In the Napoleonic period also in Piacenza equine butcheries were opened, separated from the others, a custom which still continues today. In the second half of the nineteenth century in our city, for health reasons, the sale of horse meat was forbidden, and this favored the clandestine slaughter. Evidently the consumption of this meat must have been very deep-rooted in the territory of Piacenza if
the journalist Giovanni Bianchi in 1869 on the “agricultural magazine of Piacenza” wonders why the municipality continues to maintain in force, in hatred of horse meat, an ancient prohibition that after all does not prevent the trade and consumption among our people” and hopes “to dismiss the public slaughter and the public sale thus preventing our people from smuggling a healthy meat, tasty, nutritious and cheap”.

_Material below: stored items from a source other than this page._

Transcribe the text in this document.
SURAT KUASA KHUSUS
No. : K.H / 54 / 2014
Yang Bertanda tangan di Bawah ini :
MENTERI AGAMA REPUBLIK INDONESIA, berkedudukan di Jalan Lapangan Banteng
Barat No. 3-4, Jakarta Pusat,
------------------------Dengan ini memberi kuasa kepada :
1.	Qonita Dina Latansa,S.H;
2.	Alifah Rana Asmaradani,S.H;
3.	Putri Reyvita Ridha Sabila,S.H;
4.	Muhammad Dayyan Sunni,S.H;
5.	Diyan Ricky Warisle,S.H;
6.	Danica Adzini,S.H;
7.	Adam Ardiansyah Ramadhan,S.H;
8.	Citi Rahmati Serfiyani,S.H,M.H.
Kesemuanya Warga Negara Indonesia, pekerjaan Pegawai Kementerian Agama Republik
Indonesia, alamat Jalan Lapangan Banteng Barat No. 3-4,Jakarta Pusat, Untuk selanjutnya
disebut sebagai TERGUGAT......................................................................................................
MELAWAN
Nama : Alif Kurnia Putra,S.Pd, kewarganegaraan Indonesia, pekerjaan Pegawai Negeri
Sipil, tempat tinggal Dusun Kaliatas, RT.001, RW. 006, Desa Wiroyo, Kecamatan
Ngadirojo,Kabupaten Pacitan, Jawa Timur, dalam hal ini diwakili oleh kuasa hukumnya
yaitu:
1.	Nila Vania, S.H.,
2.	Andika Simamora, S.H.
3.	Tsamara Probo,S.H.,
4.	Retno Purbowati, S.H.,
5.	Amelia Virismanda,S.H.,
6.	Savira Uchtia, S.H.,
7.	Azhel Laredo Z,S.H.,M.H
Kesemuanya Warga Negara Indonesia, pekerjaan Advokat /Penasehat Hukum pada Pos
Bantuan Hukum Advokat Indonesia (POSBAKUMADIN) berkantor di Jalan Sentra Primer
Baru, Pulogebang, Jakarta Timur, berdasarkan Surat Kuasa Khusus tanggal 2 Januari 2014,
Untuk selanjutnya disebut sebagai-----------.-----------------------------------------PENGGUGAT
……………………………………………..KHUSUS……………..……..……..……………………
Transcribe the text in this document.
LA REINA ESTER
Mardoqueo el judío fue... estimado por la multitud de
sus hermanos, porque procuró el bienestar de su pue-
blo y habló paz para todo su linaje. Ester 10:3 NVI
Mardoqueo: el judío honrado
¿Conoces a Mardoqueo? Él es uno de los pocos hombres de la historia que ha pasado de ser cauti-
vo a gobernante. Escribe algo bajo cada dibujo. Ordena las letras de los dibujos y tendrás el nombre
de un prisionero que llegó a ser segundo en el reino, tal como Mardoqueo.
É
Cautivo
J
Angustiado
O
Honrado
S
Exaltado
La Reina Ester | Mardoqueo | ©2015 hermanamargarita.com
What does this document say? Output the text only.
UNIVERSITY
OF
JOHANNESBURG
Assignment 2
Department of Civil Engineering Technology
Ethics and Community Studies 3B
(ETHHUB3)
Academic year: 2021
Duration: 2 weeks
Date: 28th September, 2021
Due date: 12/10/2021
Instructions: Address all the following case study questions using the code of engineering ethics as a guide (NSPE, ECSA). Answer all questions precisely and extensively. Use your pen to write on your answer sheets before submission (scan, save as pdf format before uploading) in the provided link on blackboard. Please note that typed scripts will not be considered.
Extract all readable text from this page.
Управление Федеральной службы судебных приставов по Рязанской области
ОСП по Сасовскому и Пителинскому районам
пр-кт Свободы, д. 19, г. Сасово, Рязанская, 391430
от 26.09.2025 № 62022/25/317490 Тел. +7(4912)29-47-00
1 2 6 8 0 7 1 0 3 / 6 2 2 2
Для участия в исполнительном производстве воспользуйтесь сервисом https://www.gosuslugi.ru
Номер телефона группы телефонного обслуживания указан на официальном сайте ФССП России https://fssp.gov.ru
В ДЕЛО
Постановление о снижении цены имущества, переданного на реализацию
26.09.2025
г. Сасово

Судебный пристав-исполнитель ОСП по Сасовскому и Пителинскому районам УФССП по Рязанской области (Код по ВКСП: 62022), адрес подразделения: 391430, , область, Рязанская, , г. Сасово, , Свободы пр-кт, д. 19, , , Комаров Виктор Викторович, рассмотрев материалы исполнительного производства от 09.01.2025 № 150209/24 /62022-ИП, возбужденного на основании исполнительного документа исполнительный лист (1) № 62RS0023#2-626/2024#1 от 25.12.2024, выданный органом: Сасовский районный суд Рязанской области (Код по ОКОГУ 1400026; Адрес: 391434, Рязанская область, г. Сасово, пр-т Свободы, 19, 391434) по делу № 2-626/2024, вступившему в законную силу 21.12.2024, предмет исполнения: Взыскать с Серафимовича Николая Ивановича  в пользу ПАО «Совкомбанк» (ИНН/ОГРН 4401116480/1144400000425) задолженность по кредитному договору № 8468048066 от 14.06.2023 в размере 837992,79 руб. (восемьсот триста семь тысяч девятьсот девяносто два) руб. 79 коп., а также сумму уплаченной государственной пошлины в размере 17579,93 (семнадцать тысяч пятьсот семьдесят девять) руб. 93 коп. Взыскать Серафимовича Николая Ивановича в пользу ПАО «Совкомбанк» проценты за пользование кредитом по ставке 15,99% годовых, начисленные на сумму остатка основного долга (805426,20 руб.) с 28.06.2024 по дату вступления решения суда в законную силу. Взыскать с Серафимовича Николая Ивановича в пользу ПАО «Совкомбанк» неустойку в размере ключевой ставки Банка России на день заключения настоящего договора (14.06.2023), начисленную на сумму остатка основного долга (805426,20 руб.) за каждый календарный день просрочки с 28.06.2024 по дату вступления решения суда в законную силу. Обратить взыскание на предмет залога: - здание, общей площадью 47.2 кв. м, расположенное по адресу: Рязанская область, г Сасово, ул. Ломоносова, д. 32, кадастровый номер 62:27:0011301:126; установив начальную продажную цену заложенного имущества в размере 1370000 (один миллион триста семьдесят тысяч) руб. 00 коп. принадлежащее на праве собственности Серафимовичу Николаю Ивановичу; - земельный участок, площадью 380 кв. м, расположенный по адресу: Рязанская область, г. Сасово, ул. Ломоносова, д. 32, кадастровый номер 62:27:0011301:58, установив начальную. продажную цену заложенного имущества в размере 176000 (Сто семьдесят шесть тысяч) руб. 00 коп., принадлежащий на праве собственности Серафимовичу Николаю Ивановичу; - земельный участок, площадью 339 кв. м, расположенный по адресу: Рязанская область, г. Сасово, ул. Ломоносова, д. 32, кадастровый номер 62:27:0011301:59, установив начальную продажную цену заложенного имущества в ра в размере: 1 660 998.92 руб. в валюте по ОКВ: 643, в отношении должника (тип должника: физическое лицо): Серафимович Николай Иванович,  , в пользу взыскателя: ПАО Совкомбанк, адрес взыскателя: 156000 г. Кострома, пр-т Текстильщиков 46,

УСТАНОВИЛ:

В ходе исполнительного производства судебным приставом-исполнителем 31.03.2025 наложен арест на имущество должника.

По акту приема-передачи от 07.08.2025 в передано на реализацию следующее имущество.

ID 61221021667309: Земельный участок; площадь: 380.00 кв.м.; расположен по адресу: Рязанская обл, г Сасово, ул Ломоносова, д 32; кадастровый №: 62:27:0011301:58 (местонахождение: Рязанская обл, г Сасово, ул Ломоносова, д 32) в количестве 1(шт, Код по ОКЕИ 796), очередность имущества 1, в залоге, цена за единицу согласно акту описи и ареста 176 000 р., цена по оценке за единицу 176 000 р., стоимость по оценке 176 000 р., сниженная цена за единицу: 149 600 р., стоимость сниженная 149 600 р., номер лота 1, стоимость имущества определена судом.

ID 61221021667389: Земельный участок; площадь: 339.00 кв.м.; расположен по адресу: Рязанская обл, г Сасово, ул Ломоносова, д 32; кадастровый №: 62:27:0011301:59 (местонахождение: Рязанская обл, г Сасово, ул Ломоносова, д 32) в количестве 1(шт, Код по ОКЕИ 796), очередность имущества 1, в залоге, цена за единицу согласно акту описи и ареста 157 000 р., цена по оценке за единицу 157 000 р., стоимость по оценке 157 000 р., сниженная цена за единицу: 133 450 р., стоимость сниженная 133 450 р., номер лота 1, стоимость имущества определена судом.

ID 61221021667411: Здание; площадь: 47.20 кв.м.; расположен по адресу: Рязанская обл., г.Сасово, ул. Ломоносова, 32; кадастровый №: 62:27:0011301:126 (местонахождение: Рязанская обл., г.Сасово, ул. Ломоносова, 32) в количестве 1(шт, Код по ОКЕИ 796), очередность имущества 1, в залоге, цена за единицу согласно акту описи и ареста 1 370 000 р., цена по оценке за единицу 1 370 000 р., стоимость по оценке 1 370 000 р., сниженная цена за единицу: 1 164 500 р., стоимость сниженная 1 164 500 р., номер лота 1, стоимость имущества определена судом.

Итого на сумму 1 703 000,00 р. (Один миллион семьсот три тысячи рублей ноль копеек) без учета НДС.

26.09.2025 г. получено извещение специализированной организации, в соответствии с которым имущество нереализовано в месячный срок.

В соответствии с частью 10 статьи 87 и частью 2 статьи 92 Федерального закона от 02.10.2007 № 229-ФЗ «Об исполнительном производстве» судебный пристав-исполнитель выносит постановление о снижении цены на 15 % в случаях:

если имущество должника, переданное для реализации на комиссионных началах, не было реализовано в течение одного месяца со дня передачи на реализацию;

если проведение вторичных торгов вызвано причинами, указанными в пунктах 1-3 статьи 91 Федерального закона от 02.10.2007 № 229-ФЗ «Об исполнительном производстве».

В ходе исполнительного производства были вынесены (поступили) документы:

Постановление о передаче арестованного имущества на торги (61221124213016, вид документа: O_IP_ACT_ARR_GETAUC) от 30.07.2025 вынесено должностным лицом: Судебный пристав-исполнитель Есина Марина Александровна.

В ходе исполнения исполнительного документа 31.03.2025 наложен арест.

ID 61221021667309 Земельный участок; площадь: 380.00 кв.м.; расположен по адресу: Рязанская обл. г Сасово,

After World War II and until the 1970s, the consumption of horse meat was very high in our city due to its low cost and great nutritional value.
The most typical dish of Piacenza’s cuisine based on horse meat is precisely the “piccula ad cavall”(minced horsemeat).
Many believe that the consumption of horse meat in Piacenza is linked to the fact that in the past Piacenza was a city of barracks and that the horses following the armies, once their activity was over, were sold and slaughtered.
The “piccula” in the historical moments of popular poverty was usually served with polenta, which was placed in a bowl in the center of which, digging a hole, was poured the “piccula ad cavall”.
The diners ate directly from the common bowl.
In June 2010 the Denomination of Communal Origin was recognized; the recipe that was deposited is by Carmen Artocchini.